Why you should build security into your system, rather than bolt it on
Carbon monoxide is colorless, odorless and tasteless. You don’t even know it’s there until it kills you.
You may be facing your own silent killer: your delay. When you postpone security until later in the software development process, that delay costs you enormously in both obvious and unexpected ways.
I get it: you need to develop and release as fast as possible. There’s enormous pressure to hit milestone dates. The reality, though, is that security really can’t wait. Security is part of what makes a product viable — your customers expect your software system to be secure, and if you fail to deliver on that, you fail your customers. It also costs more and creates massive headaches if you postpone it.
But if you do security earlier in the process, there’s a really beautiful upside: not only does that deliver better security, it also makes it easier and less expensive!
“Build security in” vs. “bolt security on”
These concepts have become commonplace amongst the security community, but what’s the practical difference between them? The former is when security is part of the development process; the latter is when security is not considered until later.

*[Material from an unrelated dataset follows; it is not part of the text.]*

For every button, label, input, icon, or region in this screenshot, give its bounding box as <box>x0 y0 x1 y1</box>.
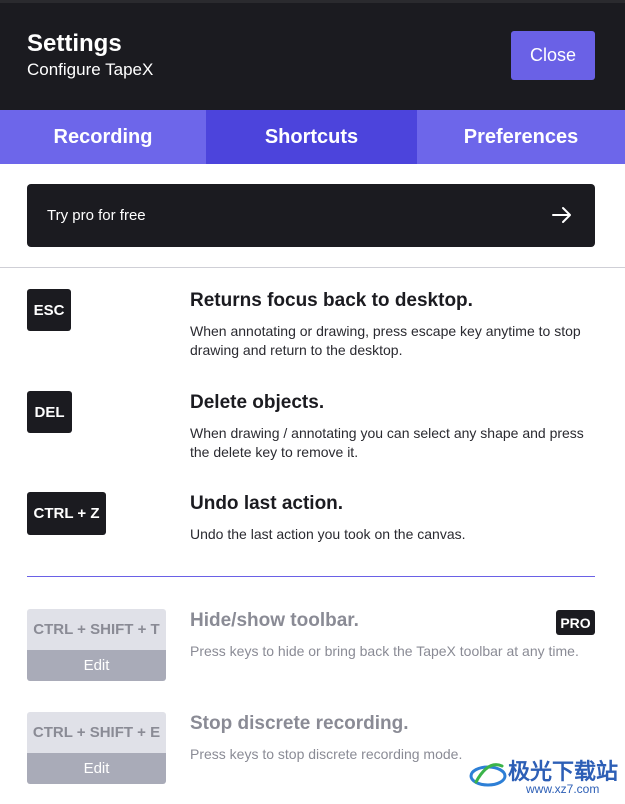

Consider my friend’s incredible roof deck: it has everything you could want, including a grill, big-screen TV and amazing views. But it’s missing an important element: a permit.
When he built the roof deck, my friend skipped that step. He planned to come back to it later, but he didn’t. Then, when he tried to sell the house, a buyer’s inspection flagged the lack of a permit, which killed the sale.
To get the permit so he could sell the house, he had to overhaul the work he’d already done on the roof deck. It was expensive and took forever. If he had just done it right in the first place, his life would have been so much simpler.
That’s what it’s like to “bolt security on.” It’s how most people approach the security of their application, and — like my friend and his roof deck — it’s a great way to cause problems for yourself later on.
People simply don’t realize it’s more expensive and more painful to delay security. But there’s a better way …
Save your company money and effort by building in security
Instead of postponing security to later, make it a core part of your development process. Not only will your system be stronger because you’re injecting security into every development decision, but your security efforts will also cost less overall.
You save in two ways: consulting fees and effort. Let’s talk about fees first.
Upon analyzing 13 years of our own security assessment data, we discovered that companies who “built security in” spent an average of 10.1 percent less on consulting fees than those who “bolted security on.” That’s not mind-blowing savings, but it’s real money that doesn’t go out your door. Why waste it?
You might not even realize it, but when you push security off until later, you’re taking on that waste. You’re making it cost more. This costs more because your security partner has to spend more time and effort (which equates to your money) in addressing a higher volume of security issues than if those security issues had been addressed during the development process first.
However, as cool as that 10.1 percent savings might seem, the real benefit comes in terms of your effort. It’s easiest to fix a flaw at the moment when it’s introduced. It’s exponentially harder to fix it later. For example, a flaw introduced in the design phase that isn’t addressed until after deployment is going to require a ton more effort to fix. In fact, the data shows it takes 25 times more effort.
25x more effort!
That’s bananas. It’s pure lost efficiency. It means your developers are spending time redoing work they already did, and are not working on other things to drive the business forward.
Whenever you postpone security, you incur this terrible tradeoff. Every single time. However, when you build security in, you eliminate that effort waste. Just like that, you capture a 25x effort savings. Whose CFO wouldn’t love to hear about that?!
So, in summary: when you do it earlier, you get better security, which costs you less in fees and requires substantially less effort.
Make security part of the development process
If my friend had known what a headache his deck would become, he would have secured a permit from the start. Similarly, I encourage you to build security into your development process.
No rational person wants anything to be 25 times harder or 10.1 percent more expensive than it needs to be. Yet, companies do this all the time when they choose to bolt on security.
When you build security in, you convert this waste into efficiency. You save effort, maximize productivity, quickly resolve vulnerabilities as they’re introduced or — even better — avoid introducing them altogether.